Tampa Bay Times by Tony Marrero
April 22, 2021
TAMPA — A Florida court ruling allowing officers to keep their names secret from the public is reverberating across state law enforcement agencies and sparking calls for the Legislature to act.
The recent appellate court decision comes as a succession of deadly police encounters nationwide fuels calls for greater transparency. Critics of the ruling include some local law enforcement leaders, who say it takes Florida in the wrong direction and shields officers from scrutiny.
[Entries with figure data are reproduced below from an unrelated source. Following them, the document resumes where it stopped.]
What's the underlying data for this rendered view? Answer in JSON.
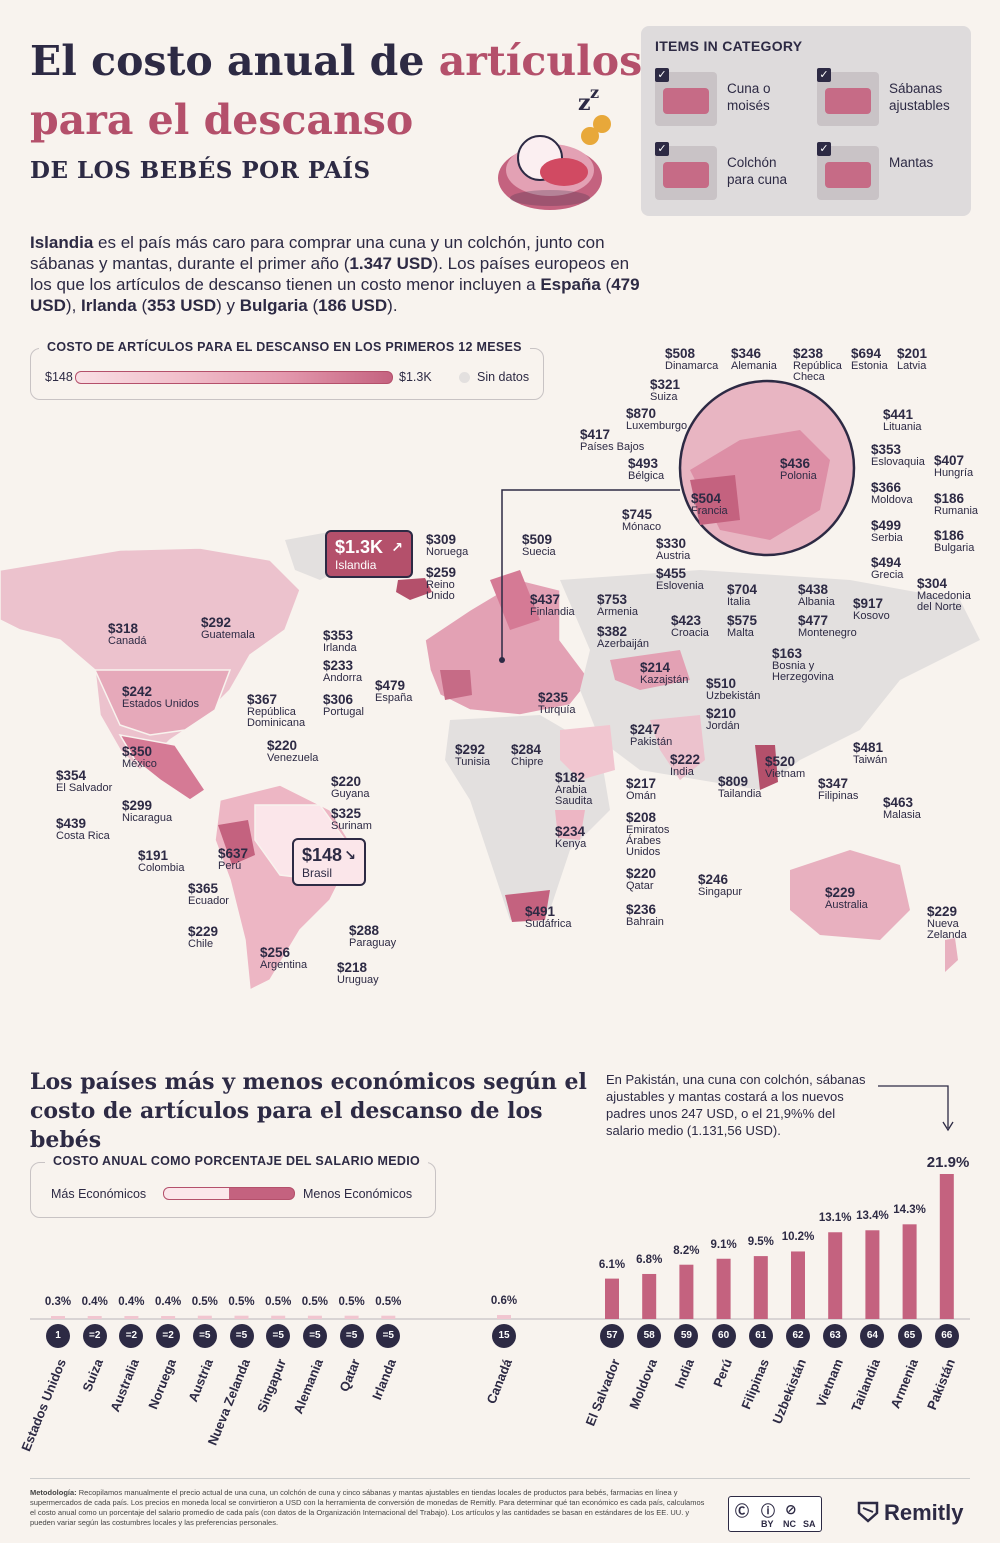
{
  "header": {
    "title_part1": "El costo anual de ",
    "title_accent": "artículos",
    "title_line2": "para el descanso",
    "subtitle": "DE LOS BEBÉS POR PAÍS"
  },
  "intro": {
    "p1_bold": "Islandia",
    "p1": " es el país más caro para comprar una cuna y un colchón, junto con sábanas y mantas, durante el primer año (",
    "p1_val": "1.347 USD",
    "p2": "). Los países europeos en los que los artículos de descanso tienen un costo menor incluyen a ",
    "c1": "España",
    "v1": "479 USD",
    "c2": "Irlanda",
    "v2": "353 USD",
    "c3": "Bulgaria",
    "v3": "186 USD"
  },
  "items_box": {
    "title": "ITEMS IN CATEGORY",
    "items": [
      "Cuna o moisés",
      "Sábanas ajustables",
      "Colchón para cuna",
      "Mantas"
    ]
  },
  "map_legend": {
    "title": "COSTO DE ARTÍCULOS PARA EL DESCANSO EN LOS PRIMEROS 12 MESES",
    "min": "$148",
    "max": "$1.3K",
    "nodata": "Sin datos"
  },
  "map_labels": [
    {
      "p": "$508",
      "n": "Dinamarca"
    },
    {
      "p": "$346",
      "n": "Alemania"
    },
    {
      "p": "$238",
      "n": "República Checa"
    },
    {
      "p": "$694",
      "n": "Estonia"
    },
    {
      "p": "$201",
      "n": "Latvia"
    },
    {
      "p": "$321",
      "n": "Suiza"
    },
    {
      "p": "$870",
      "n": "Luxemburgo"
    },
    {
      "p": "$441",
      "n": "Lituania"
    },
    {
      "p": "$417",
      "n": "Países Bajos"
    },
    {
      "p": "$353",
      "n": "Eslovaquia"
    },
    {
      "p": "$407",
      "n": "Hungría"
    },
    {
      "p": "$493",
      "n": "Bélgica"
    },
    {
      "p": "$436",
      "n": "Polonia"
    },
    {
      "p": "$366",
      "n": "Moldova"
    },
    {
      "p": "$186",
      "n": "Rumania"
    },
    {
      "p": "$504",
      "n": "Francia"
    },
    {
      "p": "$499",
      "n": "Serbia"
    },
    {
      "p": "$745",
      "n": "Mónaco"
    },
    {
      "p": "$186",
      "n": "Bulgaria"
    },
    {
      "p": "$330",
      "n": "Austria"
    },
    {
      "p": "$494",
      "n": "Grecia"
    },
    {
      "p": "$455",
      "n": "Eslovenia"
    },
    {
      "p": "$304",
      "n": "Macedonia del Norte"
    },
    {
      "p": "$704",
      "n": "Italia"
    },
    {
      "p": "$438",
      "n": "Albania"
    },
    {
      "p": "$917",
      "n": "Kosovo"
    },
    {
      "p": "$423",
      "n": "Croacia"
    },
    {
      "p": "$575",
      "n": "Malta"
    },
    {
      "p": "$477",
      "n": "Montenegro"
    },
    {
      "p": "$163",
      "n": "Bosnia y Herzegovina"
    },
    {
      "p": "$309",
      "n": "Noruega"
    },
    {
      "p": "$509",
      "n": "Suecia"
    },
    {
      "p": "$259",
      "n": "Reino Unido"
    },
    {
      "p": "$437",
      "n": "Finlandia"
    },
    {
      "p": "$753",
      "n": "Armenia"
    },
    {
      "p": "$382",
      "n": "Azerbaiján"
    },
    {
      "p": "$318",
      "n": "Canadá"
    },
    {
      "p": "$292",
      "n": "Guatemala"
    },
    {
      "p": "$353",
      "n": "Irlanda"
    },
    {
      "p": "$233",
      "n": "Andorra"
    },
    {
      "p": "$479",
      "n": "España"
    },
    {
      "p": "$306",
      "n": "Portugal"
    },
    {
      "p": "$214",
      "n": "Kazajstán"
    },
    {
      "p": "$510",
      "n": "Uzbekistán"
    },
    {
      "p": "$235",
      "n": "Turquía"
    },
    {
      "p": "$242",
      "n": "Estados Unidos"
    },
    {
      "p": "$367",
      "n": "República Dominicana"
    },
    {
      "p": "$210",
      "n": "Jordán"
    },
    {
      "p": "$247",
      "n": "Pakistán"
    },
    {
      "p": "$220",
      "n": "Venezuela"
    },
    {
      "p": "$292",
      "n": "Tunisia"
    },
    {
      "p": "$284",
      "n": "Chipre"
    },
    {
      "p": "$222",
      "n": "India"
    },
    {
      "p": "$520",
      "n": "Vietnam"
    },
    {
      "p": "$481",
      "n": "Taiwán"
    },
    {
      "p": "$350",
      "n": "México"
    },
    {
      "p": "$354",
      "n": "El Salvador"
    },
    {
      "p": "$220",
      "n": "Guyana"
    },
    {
      "p": "$182",
      "n": "Arabia Saudita"
    },
    {
      "p": "$809",
      "n": "Tailandia"
    },
    {
      "p": "$347",
      "n": "Filipinas"
    },
    {
      "p": "$299",
      "n": "Nicaragua"
    },
    {
      "p": "$325",
      "n": "Surinam"
    },
    {
      "p": "$217",
      "n": "Omán"
    },
    {
      "p": "$463",
      "n": "Malasia"
    },
    {
      "p": "$439",
      "n": "Costa Rica"
    },
    {
      "p": "$208",
      "n": "Emiratos Árabes Unidos"
    },
    {
      "p": "$234",
      "n": "Kenya"
    },
    {
      "p": "$191",
      "n": "Colombia"
    },
    {
      "p": "$637",
      "n": "Perú"
    },
    {
      "p": "$220",
      "n": "Qatar"
    },
    {
      "p": "$246",
      "n": "Singapur"
    },
    {
      "p": "$365",
      "n": "Ecuador"
    },
    {
      "p": "$229",
      "n": "Australia"
    },
    {
      "p": "$491",
      "n": "Sudáfrica"
    },
    {
      "p": "$236",
      "n": "Bahrain"
    },
    {
      "p": "$229",
      "n": "Chile"
    },
    {
      "p": "$229",
      "n": "Nueva Zelanda"
    },
    {
      "p": "$288",
      "n": "Paraguay"
    },
    {
      "p": "$256",
      "n": "Argentina"
    },
    {
      "p": "$218",
      "n": "Uruguay"
    }
  ],
  "highlights": {
    "iceland": {
      "price": "$1.3K",
      "name": "Islandia",
      "arrow": "↗"
    },
    "brazil": {
      "price": "$148",
      "name": "Brasil",
      "arrow": "↘"
    }
  },
  "ranking": {
    "title": "Los países más y menos económicos según el costo de artículos para el descanso de los bebés",
    "legend_title": "COSTO ANUAL COMO PORCENTAJE DEL SALARIO MEDIO",
    "legend_low": "Más Económicos",
    "legend_high": "Menos Económicos",
    "note": "En Pakistán, una cuna con colchón, sábanas ajustables y mantas costará a los nuevos padres unos 247 USD, o el 21,9%% del salario medio (1.131,56 USD)."
  },
  "chart_data": {
    "type": "bar",
    "title": "Los países más y menos económicos según el costo de artículos para el descanso de los bebés",
    "ylabel": "COSTO ANUAL COMO PORCENTAJE DEL SALARIO MEDIO",
    "categories": [
      "Estados Unidos",
      "Suiza",
      "Australia",
      "Noruega",
      "Austria",
      "Nueva Zelanda",
      "Singapur",
      "Alemania",
      "Qatar",
      "Irlanda",
      "Canadá",
      "El Salvador",
      "Moldova",
      "India",
      "Perú",
      "Filipinas",
      "Uzbekistán",
      "Vietnam",
      "Tailandia",
      "Armenia",
      "Pakistán"
    ],
    "ranks": [
      "1",
      "=2",
      "=2",
      "=2",
      "=5",
      "=5",
      "=5",
      "=5",
      "=5",
      "=5",
      "15",
      "57",
      "58",
      "59",
      "60",
      "61",
      "62",
      "63",
      "64",
      "65",
      "66"
    ],
    "values": [
      0.3,
      0.4,
      0.4,
      0.4,
      0.5,
      0.5,
      0.5,
      0.5,
      0.5,
      0.5,
      0.6,
      6.1,
      6.8,
      8.2,
      9.1,
      9.5,
      10.2,
      13.1,
      13.4,
      14.3,
      21.9
    ],
    "labels": [
      "0.3%",
      "0.4%",
      "0.4%",
      "0.4%",
      "0.5%",
      "0.5%",
      "0.5%",
      "0.5%",
      "0.5%",
      "0.5%",
      "0.6%",
      "6.1%",
      "6.8%",
      "8.2%",
      "9.1%",
      "9.5%",
      "10.2%",
      "13.1%",
      "13.4%",
      "14.3%",
      "21.9%"
    ],
    "ylim": [
      0,
      21.9
    ]
  },
  "footer": {
    "method_bold": "Metodología:",
    "method": " Recopilamos manualmente el precio actual de una cuna, un colchón de cuna y cinco sábanas y mantas ajustables en tiendas locales de productos para bebés, farmacias en línea y supermercados de cada país. Los precios en moneda local se convirtieron a USD con la herramienta de conversión de monedas de Remitly. Para determinar qué tan económico es cada país, calculamos el costo anual como un porcentaje del salario promedio de cada país (con datos de la Organización Internacional del Trabajo). Los artículos y las cantidades se basan en estándares de los EE. UU. y pueden variar según las costumbres locales y las preferencias personales.",
    "cc": [
      "BY",
      "NC",
      "SA"
    ],
    "brand": "Remitly"
  },
  "colors": {
    "ink": "#2d2a44",
    "accent": "#b4506b",
    "bar": "#c4627f",
    "bar_light": "#f1c6d0",
    "bg": "#f8f3ee",
    "nodata": "#e3e0df"
  }
}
Withholding officers’ names creates a sweeping new exemption in Florida’s public records laws and prevents the public and media watchdogs from looking for troubling patterns in the personnel files of police who use force on the job, said Pamela Marsh, president of Florida’s First Amendment Foundation. This includes incidents like those found in the files of Derek Chauvin — the former Minneapolis police officer convicted this week for the murder of George Floyd.
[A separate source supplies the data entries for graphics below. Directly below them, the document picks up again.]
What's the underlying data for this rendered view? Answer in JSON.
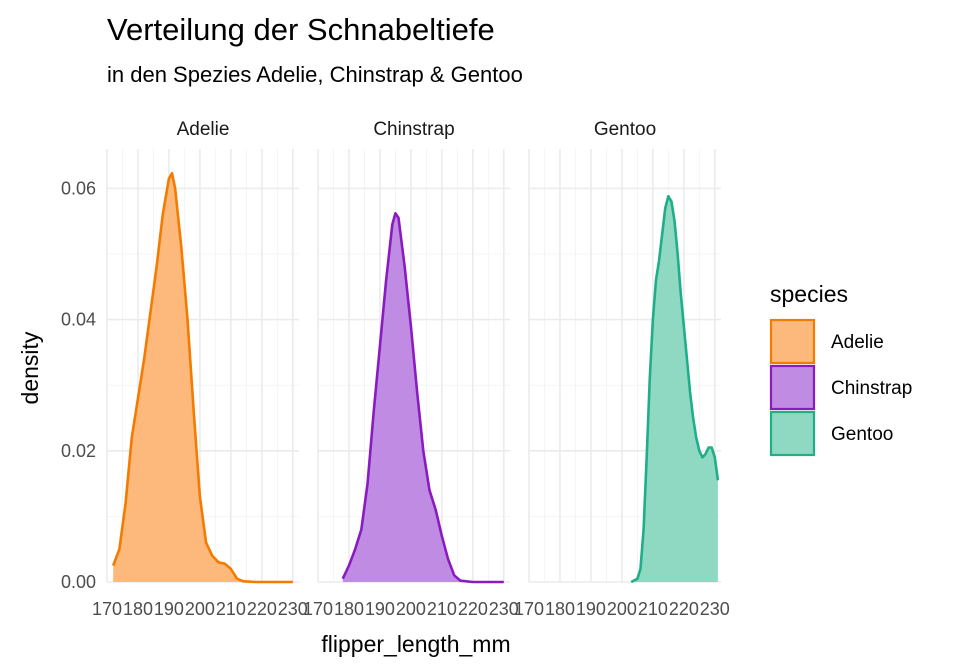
{
  "chart_data": {
    "type": "area",
    "title": "Verteilung der Schnabeltiefe",
    "subtitle": "in den Spezies Adelie, Chinstrap & Gentoo",
    "xlabel": "flipper_length_mm",
    "ylabel": "density",
    "xlim": [
      170,
      232
    ],
    "ylim": [
      0,
      0.066
    ],
    "x_ticks": [
      170,
      180,
      190,
      200,
      210,
      220,
      230
    ],
    "x_tick_labels": [
      "170",
      "180",
      "190",
      "200",
      "210",
      "220",
      "230"
    ],
    "y_ticks": [
      0.0,
      0.02,
      0.04,
      0.06
    ],
    "y_tick_labels": [
      "0.00",
      "0.02",
      "0.04",
      "0.06"
    ],
    "grid": true,
    "legend": {
      "title": "species",
      "placement": "right",
      "entries": [
        "Adelie",
        "Chinstrap",
        "Gentoo"
      ]
    },
    "series": [
      {
        "name": "Adelie",
        "fill": "#FDB97B",
        "line": "#F47A00",
        "points": [
          [
            172,
            0.0025
          ],
          [
            174,
            0.005
          ],
          [
            176,
            0.012
          ],
          [
            178,
            0.022
          ],
          [
            180,
            0.028
          ],
          [
            182,
            0.034
          ],
          [
            184,
            0.041
          ],
          [
            186,
            0.048
          ],
          [
            188,
            0.056
          ],
          [
            190,
            0.0615
          ],
          [
            191,
            0.0623
          ],
          [
            192,
            0.06
          ],
          [
            194,
            0.051
          ],
          [
            196,
            0.04
          ],
          [
            198,
            0.026
          ],
          [
            200,
            0.013
          ],
          [
            202,
            0.006
          ],
          [
            204,
            0.004
          ],
          [
            206,
            0.003
          ],
          [
            208,
            0.0028
          ],
          [
            210,
            0.002
          ],
          [
            212,
            0.0005
          ],
          [
            214,
            0.0001
          ],
          [
            218,
            0.0
          ],
          [
            222,
            0.0
          ],
          [
            226,
            0.0
          ],
          [
            230,
            0.0
          ]
        ]
      },
      {
        "name": "Chinstrap",
        "fill": "#C08BE3",
        "line": "#8A1BC0",
        "points": [
          [
            178,
            0.0005
          ],
          [
            180,
            0.0025
          ],
          [
            182,
            0.005
          ],
          [
            184,
            0.008
          ],
          [
            186,
            0.015
          ],
          [
            188,
            0.026
          ],
          [
            190,
            0.036
          ],
          [
            192,
            0.046
          ],
          [
            194,
            0.0545
          ],
          [
            195,
            0.0562
          ],
          [
            196,
            0.0555
          ],
          [
            198,
            0.048
          ],
          [
            200,
            0.039
          ],
          [
            202,
            0.029
          ],
          [
            204,
            0.02
          ],
          [
            206,
            0.014
          ],
          [
            208,
            0.011
          ],
          [
            210,
            0.007
          ],
          [
            212,
            0.0035
          ],
          [
            214,
            0.001
          ],
          [
            216,
            0.0002
          ],
          [
            220,
            0.0
          ],
          [
            225,
            0.0
          ],
          [
            230,
            0.0
          ]
        ]
      },
      {
        "name": "Gentoo",
        "fill": "#8FD9C3",
        "line": "#1FAE88",
        "points": [
          [
            203,
            0.0
          ],
          [
            205,
            0.0005
          ],
          [
            206,
            0.002
          ],
          [
            207,
            0.008
          ],
          [
            208,
            0.019
          ],
          [
            209,
            0.031
          ],
          [
            210,
            0.04
          ],
          [
            211,
            0.046
          ],
          [
            212,
            0.049
          ],
          [
            213,
            0.053
          ],
          [
            214,
            0.057
          ],
          [
            215,
            0.0588
          ],
          [
            216,
            0.058
          ],
          [
            217,
            0.055
          ],
          [
            218,
            0.05
          ],
          [
            219,
            0.044
          ],
          [
            220,
            0.039
          ],
          [
            221,
            0.034
          ],
          [
            222,
            0.029
          ],
          [
            223,
            0.025
          ],
          [
            224,
            0.022
          ],
          [
            225,
            0.02
          ],
          [
            226,
            0.019
          ],
          [
            227,
            0.0195
          ],
          [
            228,
            0.0205
          ],
          [
            229,
            0.0205
          ],
          [
            230,
            0.019
          ],
          [
            231,
            0.0155
          ]
        ]
      }
    ]
  }
}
Floyd’s death happened in broad daylight, with officer body cameras rolling and witnesses recording on mobile phones. The public should worry about interactions not so well-documented, Marsh said.
“I think if a similar situation happened in Florida right now, if there had been no one on the street with a camera, if it had happened in the dark and no one had filmed it, we wouldn’t know the officer’s identity at all,” Marsh said.
The unanimous ruling this month by the First District Court of Appeals extended the reach of Amendment 6, better known as Marsy’s Law. The amendment was approved by Florida voters in 2018 with the intent to protect the identity of crime victims, among other rights.